LACK OF EXTENSIVE MUTATIONS IN THE V(H)5 GENES USED IN COMMON B-CELL CHRONIC LYMPHOCYTIC-LEUKEMIA

B cell chronic lymphocytic leukemia (CLL) is a malignancy of the CD5+ B cells. Prior studies indicated that CLL B cells generally express immunoglobulin (Ig) V(H) and V(L) genes with little or no somatic mutations. However, a recent report indicated that V(H)251, one of three V(H) genes belonging to the V(H)5 subgroup (e.g., V(H)251, V(H)32, and V(H)15), not only is frequently rearranged in this disease, but also has extensive and selective mutations when expressed by CLL B cells. The extent and nature of these mutations contrasts markedly from the low level of mutations noted in V(H)5 genes used by normal B cells or other Ig V genes found expressed in CLL. To determine whether this difference reflects a unique property of V(H)251 or a previously unrecognized subgroup of CLL, we examined for V(H)5 Ig gene rearrangements in leukemia cells from 68 patients that satisfied clinical and diagnostic criteria for CD5+ B cell CLL. Southern blot hybridization studies with probes for V(H)251 and the J(H) locus revealed that only 7 (10%) of the 68 monoclonal CLL cell populations had undergone Ig gene rearrangement involving V(H)5 genes. Two (3%) were found to have functionally rearranged V(H)5 genes that shared greater-than-or-equal-to 98% sequence homology with 5-2R1, a V(H)251 gene isolated from a pre-B cell acute lymphocytic leukemia.
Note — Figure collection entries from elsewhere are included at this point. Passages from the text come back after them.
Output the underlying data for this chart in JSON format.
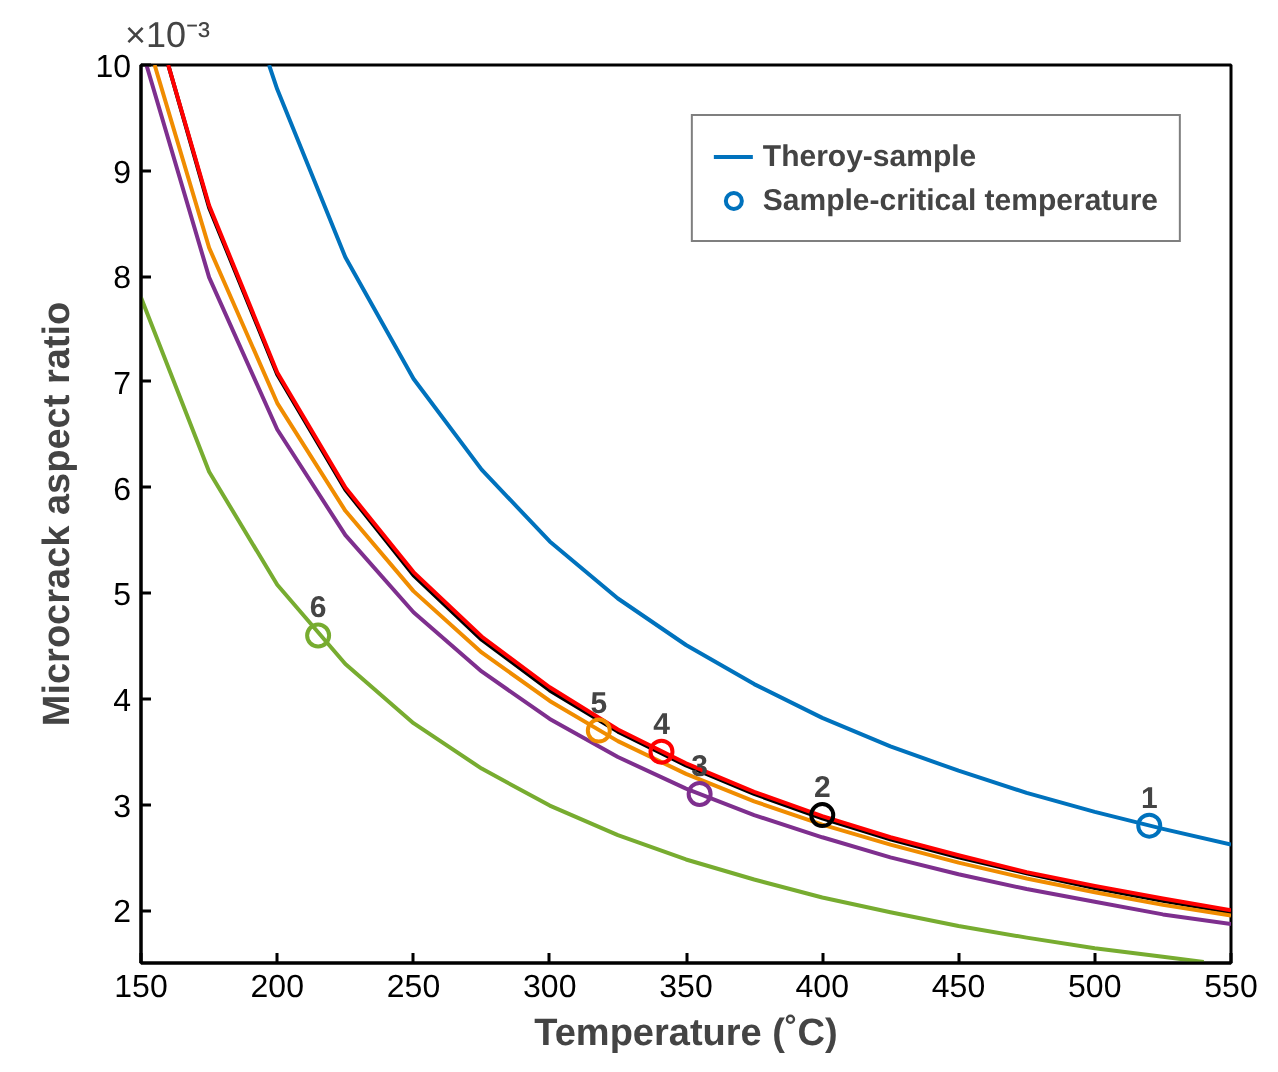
{
  "chart_data": {
    "type": "line",
    "xlabel": "Temperature (˚C)",
    "ylabel": "Microcrack aspect ratio",
    "xlim": [
      150,
      550
    ],
    "ylim": [
      1.5,
      10
    ],
    "xticks": [
      150,
      200,
      250,
      300,
      350,
      400,
      450,
      500,
      550
    ],
    "yticks": [
      2,
      3,
      4,
      5,
      6,
      7,
      8,
      9,
      10
    ],
    "grid": false,
    "legend": "top right",
    "marker": "none",
    "line_style": "solid",
    "series": [
      {
        "name": "Theroy-sample",
        "color": "#0072bd",
        "x": [
          197,
          200,
          225,
          250,
          275,
          300,
          325,
          350,
          375,
          400,
          425,
          450,
          475,
          500,
          525,
          550
        ],
        "values": [
          10.0,
          9.77,
          8.18,
          7.03,
          6.17,
          5.49,
          4.95,
          4.51,
          4.14,
          3.82,
          3.55,
          3.32,
          3.11,
          2.93,
          2.77,
          2.62
        ]
      },
      {
        "color": "#000000",
        "x": [
          160,
          175,
          200,
          225,
          250,
          275,
          300,
          325,
          350,
          375,
          400,
          425,
          450,
          475,
          500,
          525,
          550
        ],
        "values": [
          10.0,
          8.65,
          7.07,
          5.98,
          5.17,
          4.56,
          4.08,
          3.69,
          3.37,
          3.1,
          2.87,
          2.67,
          2.5,
          2.35,
          2.21,
          2.09,
          1.98
        ]
      },
      {
        "color": "#ff0000",
        "x": [
          160,
          175,
          200,
          225,
          250,
          275,
          300,
          325,
          350,
          375,
          400,
          425,
          450,
          475,
          500,
          525,
          550
        ],
        "values": [
          10.0,
          8.67,
          7.09,
          6.0,
          5.2,
          4.59,
          4.11,
          3.71,
          3.39,
          3.12,
          2.89,
          2.69,
          2.52,
          2.36,
          2.23,
          2.11,
          2.0
        ]
      },
      {
        "color": "#f08c00",
        "x": [
          155,
          175,
          200,
          225,
          250,
          275,
          300,
          325,
          350,
          375,
          400,
          425,
          450,
          475,
          500,
          525,
          550
        ],
        "values": [
          10.0,
          8.27,
          6.8,
          5.78,
          5.02,
          4.44,
          3.98,
          3.6,
          3.29,
          3.03,
          2.81,
          2.62,
          2.45,
          2.3,
          2.17,
          2.05,
          1.95
        ]
      },
      {
        "color": "#7e2f8e",
        "x": [
          152,
          175,
          200,
          225,
          250,
          275,
          300,
          325,
          350,
          375,
          400,
          425,
          450,
          475,
          500,
          525,
          550
        ],
        "values": [
          10.0,
          7.99,
          6.55,
          5.55,
          4.82,
          4.26,
          3.81,
          3.45,
          3.15,
          2.9,
          2.69,
          2.5,
          2.34,
          2.2,
          2.08,
          1.96,
          1.87
        ]
      },
      {
        "color": "#77ac30",
        "x": [
          150,
          175,
          200,
          225,
          250,
          275,
          300,
          325,
          350,
          375,
          400,
          425,
          450,
          475,
          500,
          525,
          540
        ],
        "values": [
          7.8,
          6.15,
          5.08,
          4.33,
          3.77,
          3.34,
          2.99,
          2.71,
          2.48,
          2.29,
          2.12,
          1.98,
          1.85,
          1.74,
          1.64,
          1.56,
          1.51
        ]
      },
      {
        "name": "Sample-critical temperature",
        "type": "scatter",
        "marker": "circle",
        "color": "#0072bd",
        "colors": [
          "#0072bd",
          "#000000",
          "#7e2f8e",
          "#ff0000",
          "#f08c00",
          "#77ac30"
        ],
        "x": [
          520,
          400,
          355,
          341,
          318,
          215
        ],
        "values": [
          2.8,
          2.9,
          3.1,
          3.5,
          3.7,
          4.6
        ]
      }
    ],
    "annotations": [
      "×10⁻³",
      {
        "text": "1",
        "x": 520,
        "y": 2.8
      },
      {
        "text": "2",
        "x": 400,
        "y": 2.9
      },
      {
        "text": "3",
        "x": 355,
        "y": 3.1
      },
      {
        "text": "4",
        "x": 341,
        "y": 3.5
      },
      {
        "text": "5",
        "x": 318,
        "y": 3.7
      },
      {
        "text": "6",
        "x": 215,
        "y": 4.6
      }
    ]
  }
}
The other five CLL (7%) had functionally rearranged V(H)5 genes that each shared greater-than-or-equal-to 99% nucleic acid sequence homology with a germline V(H)32 isolated from human sperm DNA. These data indicate that V(H)251 or V(H)32 also may be expressed by CD5+ CLL B cells with little or no somatic mutation. These findings contrast with a recently published study on V(H)5 gene expression in B CLL and contest the hypothesis that extensive somatic mutation is a common property of the V(H)5 genes used in this disease. Further work to define the clinical and/or phenotypic characteristics of patients with leukemia cells that express mutated versus nonmutated Ig V genes may reveal subsets of CLL that possibly differ in their cytogenesis, etiopathogenesis, and/or clinical behavior.